Except most of the companies that ended up working for Zynga were companies that were bought out. And when you are the only game in town in the local area when it comes to employment when relating to game development and the like then there is going to be problems.

Well then you should have thought of THAT before you started making Facebook games.

It's funny, I recently met a guy who used to work at Gearbox back during the first BL but moved onto Ensemble to work on Halo Wars. After Ensemble got shut down by Microsoft, he went to Bonfire, which was one of the branch-off studios comprised of mostly former employees. Next thing you know, you're bought out by Zynga and stuck making Facebook games. It's not what he ever wanted to do, or even started out doing, but you have to take what you can get in your region and the industry landscape definitely evolves and changes in ways that you may not like.

This is just what you get when you make a pact with the devil. It rarely ends well.

zynga devoted their entire business practices to theft and milking skinner boxes as far as it can go and when you work for a business who outright says its cheaper to steal you cant expect them to do anything but screw over everyone

Suki_:
Nobody even forgoes better pay in favour of stock options. They were given out as a hiring bonus to try and lure people to work their.

I didn't say they gave up getting paid I said they may have passed on getting paid as much as they should have because they were getting stock options. The practice isn't uncommon among start ups when giving stock options is easier than raising the money to pay the salaries in the early days, or when they just want to free up some cash flow. I absolutely did not imply it was one or the other for them as you seem to have assumed.

Vivi22:
I absolutely did not imply it was one or the other for them as you seem to have assumed.

Funny my post says absolutely nothing like that. Next time try reading my post before making assumptions.

Suki_:

Vivi22:
I absolutely did not imply it was one or the other for them as you seem to have assumed.

Funny my post says absolutely nothing like that. Next time try reading my post before making assumptions.

Forgive me, I made a simple reading error. It happens when I skim posts quickly sometimes so my mistake. My point still stands though as there have been numerous cases of people forgoing better pay in exchange for stock options in the past. Stock options are not something which is only given out as a bonus. They can also be a part of the persons regular pay in lieu of cash.
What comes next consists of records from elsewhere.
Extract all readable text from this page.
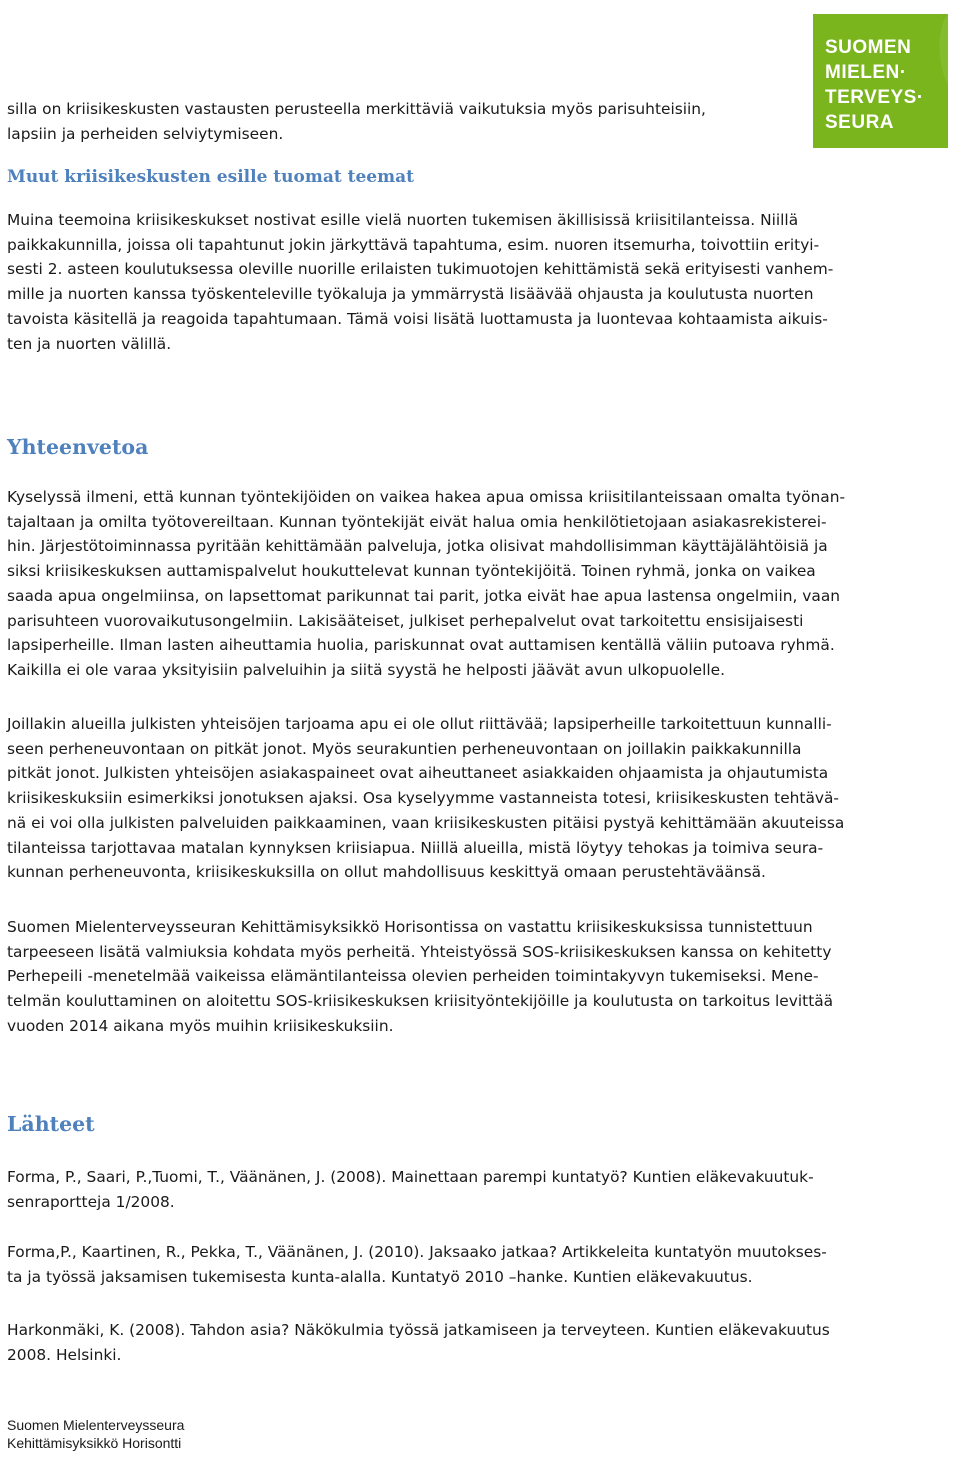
SUOMEN
MIELEN·
TERVEYS·
SEURA

silla on kriisikeskusten vastausten perusteella merkittäviä vaikutuksia myös parisuhteisiin,
lapsiin ja perheiden selviytymiseen.

Muut kriisikeskusten esille tuomat teemat

Muina teemoina kriisikeskukset nostivat esille vielä nuorten tukemisen äkillisissä kriisitilanteissa. Niillä
paikkakunnilla, joissa oli tapahtunut jokin järkyttävä tapahtuma, esim. nuoren itsemurha, toivottiin erityi-
sesti 2. asteen koulutuksessa oleville nuorille erilaisten tukimuotojen kehittämistä sekä erityisesti vanhem-
mille ja nuorten kanssa työskenteleville työkaluja ja ymmärrystä lisäävää ohjausta ja koulutusta nuorten
tavoista käsitellä ja reagoida tapahtumaan. Tämä voisi lisätä luottamusta ja luontevaa kohtaamista aikuis-
ten ja nuorten välillä.

Yhteenvetoa

Kyselyssä ilmeni, että kunnan työntekijöiden on vaikea hakea apua omissa kriisitilanteissaan omalta työnan-
tajaltaan ja omilta työtovereiltaan. Kunnan työntekijät eivät halua omia henkilötietojaan asiakasrekisterei-
hin. Järjestötoiminnassa pyritään kehittämään palveluja, jotka olisivat mahdollisimman käyttäjälähtöisiä ja
siksi kriisikeskuksen auttamispalvelut houkuttelevat kunnan työntekijöitä. Toinen ryhmä, jonka on vaikea
saada apua ongelmiinsa, on lapsettomat parikunnat tai parit, jotka eivät hae apua lastensa ongelmiin, vaan
parisuhteen vuorovaikutusongelmiin. Lakisääteiset, julkiset perhepalvelut ovat tarkoitettu ensisijaisesti
lapsiperheille. Ilman lasten aiheuttamia huolia, pariskunnat ovat auttamisen kentällä väliin putoava ryhmä.
Kaikilla ei ole varaa yksityisiin palveluihin ja siitä syystä he helposti jäävät avun ulkopuolelle.

Joillakin alueilla julkisten yhteisöjen tarjoama apu ei ole ollut riittävää; lapsiperheille tarkoitettuun kunnalli-
seen perheneuvontaan on pitkät jonot. Myös seurakuntien perheneuvontaan on joillakin paikkakunnilla
pitkät jonot. Julkisten yhteisöjen asiakaspaineet ovat aiheuttaneet asiakkaiden ohjaamista ja ohjautumista
kriisikeskuksiin esimerkiksi jonotuksen ajaksi. Osa kyselyymme vastanneista totesi, kriisikeskusten tehtävä-
nä ei voi olla julkisten palveluiden paikkaaminen, vaan kriisikeskusten pitäisi pystyä kehittämään akuuteissa
tilanteissa tarjottavaa matalan kynnyksen kriisiapua. Niillä alueilla, mistä löytyy tehokas ja toimiva seura-
kunnan perheneuvonta, kriisikeskuksilla on ollut mahdollisuus keskittyä omaan perustehtäväänsä.

Suomen Mielenterveysseuran Kehittämisyksikkö Horisontissa on vastattu kriisikeskuksissa tunnistettuun
tarpeeseen lisätä valmiuksia kohdata myös perheitä. Yhteistyössä SOS-kriisikeskuksen kanssa on kehitetty
Perhepeili -menetelmää vaikeissa elämäntilanteissa olevien perheiden toimintakyvyn tukemiseksi. Mene-
telmän kouluttaminen on aloitettu SOS-kriisikeskuksen kriisityöntekijöille ja koulutusta on tarkoitus levittää
vuoden 2014 aikana myös muihin kriisikeskuksiin.

Lähteet

Forma, P., Saari, P.,Tuomi, T., Väänänen, J. (2008). Mainettaan parempi kuntatyö? Kuntien eläkevakuutuk-
senraportteja 1/2008.

Forma,P., Kaartinen, R., Pekka, T., Väänänen, J. (2010). Jaksaako jatkaa? Artikkeleita kuntatyön muutokses-
ta ja työssä jaksamisen tukemisesta kunta-alalla. Kuntatyö 2010 –hanke. Kuntien eläkevakuutus.

Harkonmäki, K. (2008). Tahdon asia? Näkökulmia työssä jatkamiseen ja terveyteen. Kuntien eläkevakuutus
2008. Helsinki.

Suomen Mielenterveysseura
Kehittämisyksikkö Horisontti
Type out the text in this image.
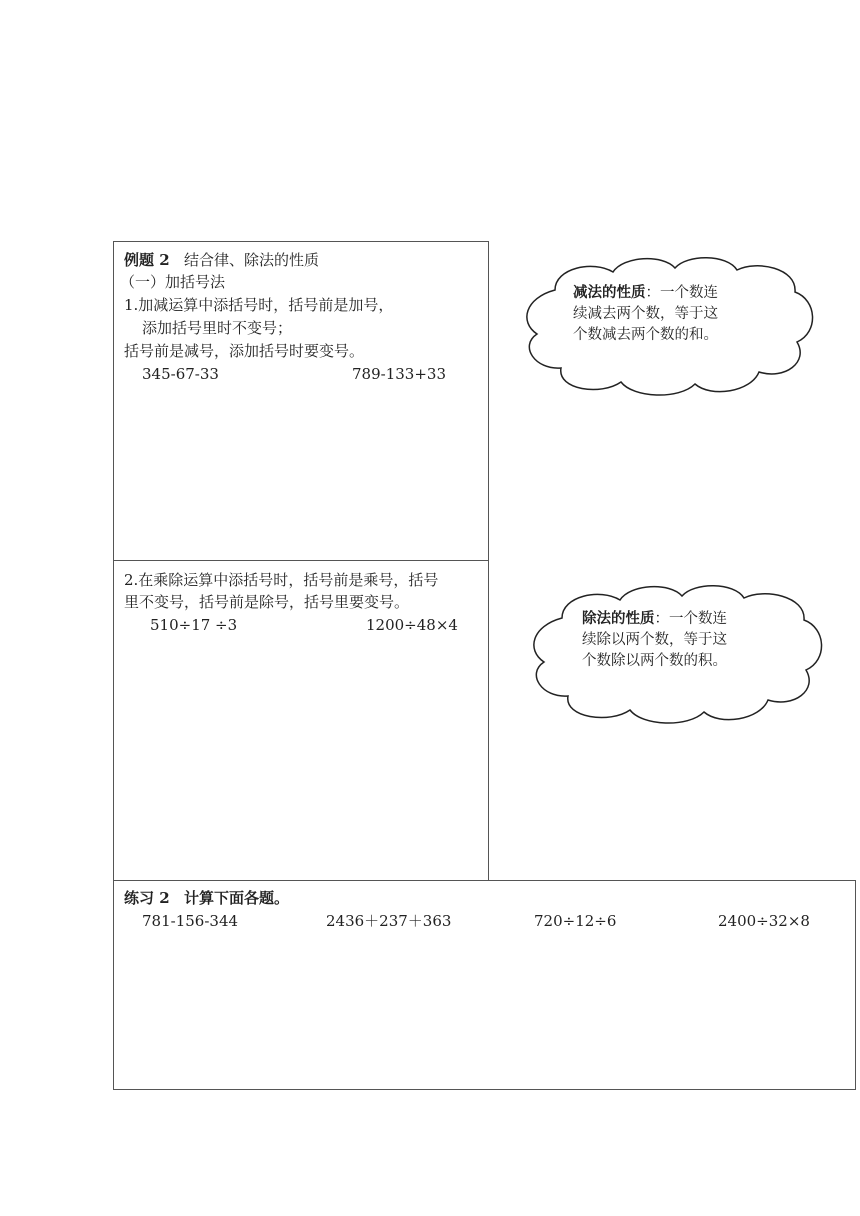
例题 2 结合律、除法的性质
（一）加括号法
1.加减运算中添括号时，括号前是加号，
添加括号里时不变号；
括号前是减号，添加括号时要变号。
345-67-33	789-133+33
2.在乘除运算中添括号时，括号前是乘号，括号
里不变号，括号前是除号，括号里要变号。
510÷17 ÷3	1200÷48×4
减法的性质：一个数连
续减去两个数，等于这
个数减去两个数的和。
除法的性质：一个数连
续除以两个数，等于这
个数除以两个数的积。
练习 2 计算下面各题。
781-156-344	2436＋237＋363	720÷12÷6	2400÷32×8
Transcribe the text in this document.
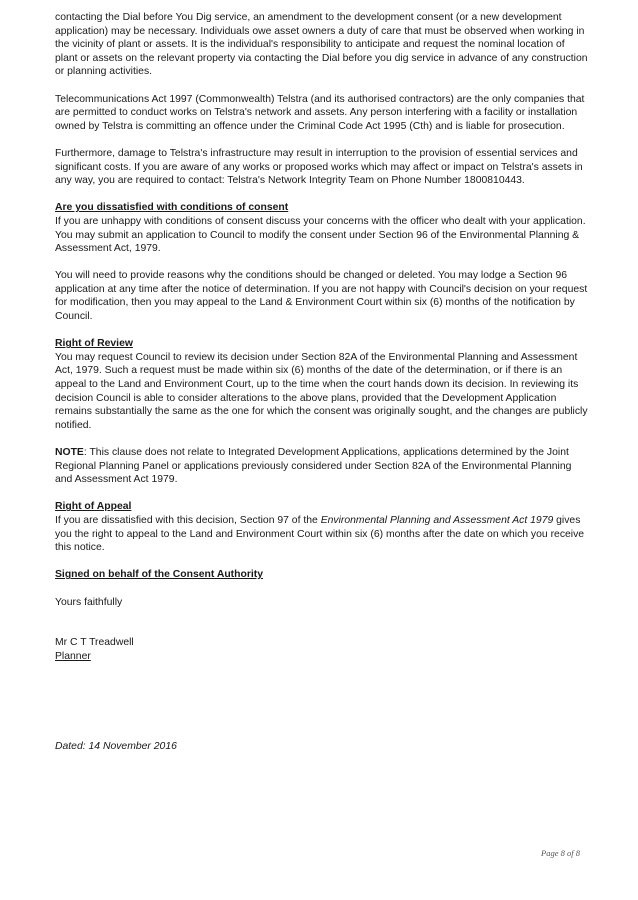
contacting the Dial before You Dig service, an amendment to the development consent (or a new development application) may be necessary. Individuals owe asset owners a duty of care that must be observed when working in the vicinity of plant or assets. It is the individual's responsibility to anticipate and request the nominal location of plant or assets on the relevant property via contacting the Dial before you dig service in advance of any construction or planning activities.

Telecommunications Act 1997 (Commonwealth) Telstra (and its authorised contractors) are the only companies that are permitted to conduct works on Telstra's network and assets. Any person interfering with a facility or installation owned by Telstra is committing an offence under the Criminal Code Act 1995 (Cth) and is liable for prosecution.

Furthermore, damage to Telstra's infrastructure may result in interruption to the provision of essential services and significant costs. If you are aware of any works or proposed works which may affect or impact on Telstra's assets in any way, you are required to contact: Telstra's Network Integrity Team on Phone Number 1800810443.

Are you dissatisfied with conditions of consent

If you are unhappy with conditions of consent discuss your concerns with the officer who dealt with your application. You may submit an application to Council to modify the consent under Section 96 of the Environmental Planning & Assessment Act, 1979.

You will need to provide reasons why the conditions should be changed or deleted. You may lodge a Section 96 application at any time after the notice of determination. If you are not happy with Council's decision on your request for modification, then you may appeal to the Land & Environment Court within six (6) months of the notification by Council.

Right of Review

You may request Council to review its decision under Section 82A of the Environmental Planning and Assessment Act, 1979. Such a request must be made within six (6) months of the date of the determination, or if there is an appeal to the Land and Environment Court, up to the time when the court hands down its decision. In reviewing its decision Council is able to consider alterations to the above plans, provided that the Development Application remains substantially the same as the one for which the consent was originally sought, and the changes are publicly notified.

NOTE: This clause does not relate to Integrated Development Applications, applications determined by the Joint Regional Planning Panel or applications previously considered under Section 82A of the Environmental Planning and Assessment Act 1979.

Right of Appeal

If you are dissatisfied with this decision, Section 97 of the Environmental Planning and Assessment Act 1979 gives you the right to appeal to the Land and Environment Court within six (6) months after the date on which you receive this notice.

Signed on behalf of the Consent Authority
Yours faithfully
Mr C T Treadwell
Planner
Dated: 14 November 2016
Page 8 of 8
I despise Zynga, and initially I agreed with the insider trading claims, but something occurred to me... how much of this sudden stock price tumbling is the RESULT of their cash-out? Millions of dollars of shares selling all at once can't be good for the stock price.

Of course, the real question now is, will they recover? If there's any chance of it, now would be a VERY good time to buy.

P.S. Thanks

My Facebook page would be happy if this company ceases to exist, but I hope not, for the sake of their employees

All this talk of stock options remind me of Birdemic,

GoddyofAus:
Zynga: The Enron of the Videogame world?

I was just thinking this as well. I think it's disgraceful that the execs can do this. I hope the insider trading stuff goes through and they get bitchslapped by the government. Also, if there's no more Zynga that means no more Draw Something. I don't care about the other stuff, I know it's shit but it doesn't affect me, but Draw Something is awesome!

nikki191:
zynga devoted their entire business practices to theft and milking skinner boxes as far as it can go and when you work for a business who outright says its cheaper to steal you cant expect them to do anything but screw over everyone

Precisely. I don't know how anyone can be surprised by this. Zynga is awful. They aren't making games. They are stealing other peoples ideas and turning them into money milking godawful excuses for video games. There is nothing fun about their products. And it takes most people just a few months to figure that out. Zynga never stood a chance with that kind of business model.